A sombra de Che

A mitológica figura do líder revolucionário argentino Ernesto Che Guevara pairou soberana no Fórum Social Mundial, em Porto Alegre. Engana-se, porém, quem pensa que Che esteve representado apenas pelo espírito libertário característico da quase totalidade dos participantes do encontro. Ou do gigantesco painel com a sua emblemática imagem, instalado em um dos auditórios do FSM.

O líder de Sierra Maestra também marcou presença no encontro de forma bem mais concreta. Aleyda Guevara (ou Aleydita), sua filha, esteve em Porto Alegre para reafirmar a disposição do socialismo autêntico de modificar as bases sócio-políticas-econômicas das nações, longe da lógica excludente que marca o neoliberalismo.

Pediatra em Havana e uma das principais defensoras da Revolução Cubana, Aleydita mandou um recado aos libertários de todo o planeta, e a quem quisesse entendê-la. Falando sobre nossa frágil noção de liberdade, disse que só pode se considerar “livre” quem consegue, além de apresentar seus problemas, obter resposta para eles. Ou seja: só é livre quem é ouvido e, além disso, consegue ter voz ativa na elaboração das políticas públicas voltadas ao interesse coletivo.

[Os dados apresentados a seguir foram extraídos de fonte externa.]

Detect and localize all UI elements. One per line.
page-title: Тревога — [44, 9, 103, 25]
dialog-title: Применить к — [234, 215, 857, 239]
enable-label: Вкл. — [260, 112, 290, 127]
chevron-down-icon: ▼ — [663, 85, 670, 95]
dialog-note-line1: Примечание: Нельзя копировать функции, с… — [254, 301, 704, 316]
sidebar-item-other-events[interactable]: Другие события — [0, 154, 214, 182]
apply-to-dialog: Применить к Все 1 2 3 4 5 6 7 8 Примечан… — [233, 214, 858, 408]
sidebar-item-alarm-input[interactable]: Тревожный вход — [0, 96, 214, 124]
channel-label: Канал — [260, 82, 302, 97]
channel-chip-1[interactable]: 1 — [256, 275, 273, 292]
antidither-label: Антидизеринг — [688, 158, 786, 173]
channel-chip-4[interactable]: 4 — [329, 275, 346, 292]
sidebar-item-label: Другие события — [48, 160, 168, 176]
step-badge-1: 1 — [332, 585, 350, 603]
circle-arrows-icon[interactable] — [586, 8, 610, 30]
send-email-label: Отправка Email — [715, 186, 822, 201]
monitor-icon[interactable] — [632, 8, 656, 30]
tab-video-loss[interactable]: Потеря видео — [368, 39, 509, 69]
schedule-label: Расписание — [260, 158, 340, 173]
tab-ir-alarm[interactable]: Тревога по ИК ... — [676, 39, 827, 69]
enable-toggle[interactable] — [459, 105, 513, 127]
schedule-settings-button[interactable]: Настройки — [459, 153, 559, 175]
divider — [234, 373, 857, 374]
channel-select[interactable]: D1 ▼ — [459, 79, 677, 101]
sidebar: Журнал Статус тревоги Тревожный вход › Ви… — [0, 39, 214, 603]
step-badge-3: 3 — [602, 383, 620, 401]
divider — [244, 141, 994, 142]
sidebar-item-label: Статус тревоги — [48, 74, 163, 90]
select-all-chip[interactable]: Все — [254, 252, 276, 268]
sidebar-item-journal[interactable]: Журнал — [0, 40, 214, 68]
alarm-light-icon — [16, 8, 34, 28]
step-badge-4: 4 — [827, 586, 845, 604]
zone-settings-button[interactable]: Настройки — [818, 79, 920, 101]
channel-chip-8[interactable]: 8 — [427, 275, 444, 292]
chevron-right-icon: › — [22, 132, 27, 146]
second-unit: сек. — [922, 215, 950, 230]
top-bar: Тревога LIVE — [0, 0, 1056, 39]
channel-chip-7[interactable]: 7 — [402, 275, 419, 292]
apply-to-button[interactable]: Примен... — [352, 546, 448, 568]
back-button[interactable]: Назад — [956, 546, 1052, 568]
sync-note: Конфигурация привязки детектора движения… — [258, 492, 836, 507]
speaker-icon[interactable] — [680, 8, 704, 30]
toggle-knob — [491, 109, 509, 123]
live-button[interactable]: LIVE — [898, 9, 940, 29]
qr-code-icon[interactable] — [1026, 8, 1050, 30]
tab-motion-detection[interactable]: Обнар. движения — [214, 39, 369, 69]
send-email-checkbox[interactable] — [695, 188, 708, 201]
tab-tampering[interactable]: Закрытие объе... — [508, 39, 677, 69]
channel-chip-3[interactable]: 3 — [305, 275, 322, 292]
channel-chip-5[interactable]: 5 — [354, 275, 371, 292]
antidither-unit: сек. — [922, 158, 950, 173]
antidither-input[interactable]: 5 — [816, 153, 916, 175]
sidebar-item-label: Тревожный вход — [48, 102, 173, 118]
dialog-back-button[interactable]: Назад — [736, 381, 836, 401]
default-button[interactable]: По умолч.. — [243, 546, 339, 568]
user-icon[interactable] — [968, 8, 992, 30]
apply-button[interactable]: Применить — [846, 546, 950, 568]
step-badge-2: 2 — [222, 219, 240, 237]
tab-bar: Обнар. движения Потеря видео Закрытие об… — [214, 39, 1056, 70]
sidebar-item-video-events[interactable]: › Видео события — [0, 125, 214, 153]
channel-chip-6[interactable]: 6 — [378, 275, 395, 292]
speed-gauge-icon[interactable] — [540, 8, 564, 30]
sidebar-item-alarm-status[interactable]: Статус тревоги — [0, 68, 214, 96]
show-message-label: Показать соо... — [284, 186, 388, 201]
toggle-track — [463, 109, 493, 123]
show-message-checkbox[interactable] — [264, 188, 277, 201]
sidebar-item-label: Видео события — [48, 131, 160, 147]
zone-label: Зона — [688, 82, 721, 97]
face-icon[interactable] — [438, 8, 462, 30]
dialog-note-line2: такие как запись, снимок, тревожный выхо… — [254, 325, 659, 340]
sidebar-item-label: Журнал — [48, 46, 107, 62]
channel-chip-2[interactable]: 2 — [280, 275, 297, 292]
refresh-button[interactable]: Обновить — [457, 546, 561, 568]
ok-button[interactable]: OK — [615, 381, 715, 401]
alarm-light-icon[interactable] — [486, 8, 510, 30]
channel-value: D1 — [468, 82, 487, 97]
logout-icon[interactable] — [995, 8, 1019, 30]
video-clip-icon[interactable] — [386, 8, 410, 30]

O recado é oportuno e cai bem aos participantes do Fórum Econômico Mundial, em Davos, inclusive à plêiade governamental comandada pelo presidente Luiz Inácio Lula da Silva. Porque, se é de extrema importância ser ouvido e respeitado por todos os estadistas do planeta, como foi o presidente da República, seu pronunciamento só faz sentido se for acompanhado de uma mudança profunda das relações de poder entre as nações desenvolvidas e subdesenvolvidas do mundo. Em outras palavras: se o Terceiro Mundo deixar de ter o papel secundário que sempre teve na definição da agenda político-econômica internacional, mesmo na ONU. O resto é conversa mole.

Naturalmente, a mesma regra se aplica ao Brasil. Ouvir a sociedade civil sem acatar suas posições, como fez o ministro José Dirceu (Casa Civil) ao anunciar a manutenção das taxas de juros elevadas por tempo indeterminado, soa como canhestra contradição. Lula se elegeu, entre outras coisas, criticando a política de juros de Fernando Henrique Cardoso e defendendo o desenvolvimento como medicamento contra a crise. Esperava-se, agora, que seu governo fizesse o prometido nesse terreno. Não é o que, ao menos por enquanto, está acontecendo.

Não é fácil exercer o poder, bem o sabemos. Mais ainda, porém, quando não se guarda a devida identificação entre o que se fala e o que se faz. De um governo eleito democraticamente, não se esperava nenhuma ação revolucionária ou precipitada em Davos, como os Confeiteiros sem Fronteiras fizeram em Porto Alegre, ao lançar uma torta no rosto de José Genoíno. De Lula, espera-se, porém, mais do que um empolado discurso.

Seu governo tem o dever de cobrar com mais vigor das nações desenvolvidas uma mudança do tratamento dispensando às nações pobres do planeta. E, sobretudo, de aplicar esse mesmo receituário no Brasil. Caso contrário, mais do que um emblema da revolução socialista, a figura emblemática de Che Guevara vai pairar sobre o governo Lula como uma sombra forte, sob o sol escaldante. Um fantasma a lembrar a Lula e seus ministros que ainda temos muito a caminhar em direção à construção da sociedade mais justa e fraterna imaginada por ele.

Aurélio Munhoz é editor-adjunto de Política em O Estado e mestrando em Sociologia Política pela UFPR.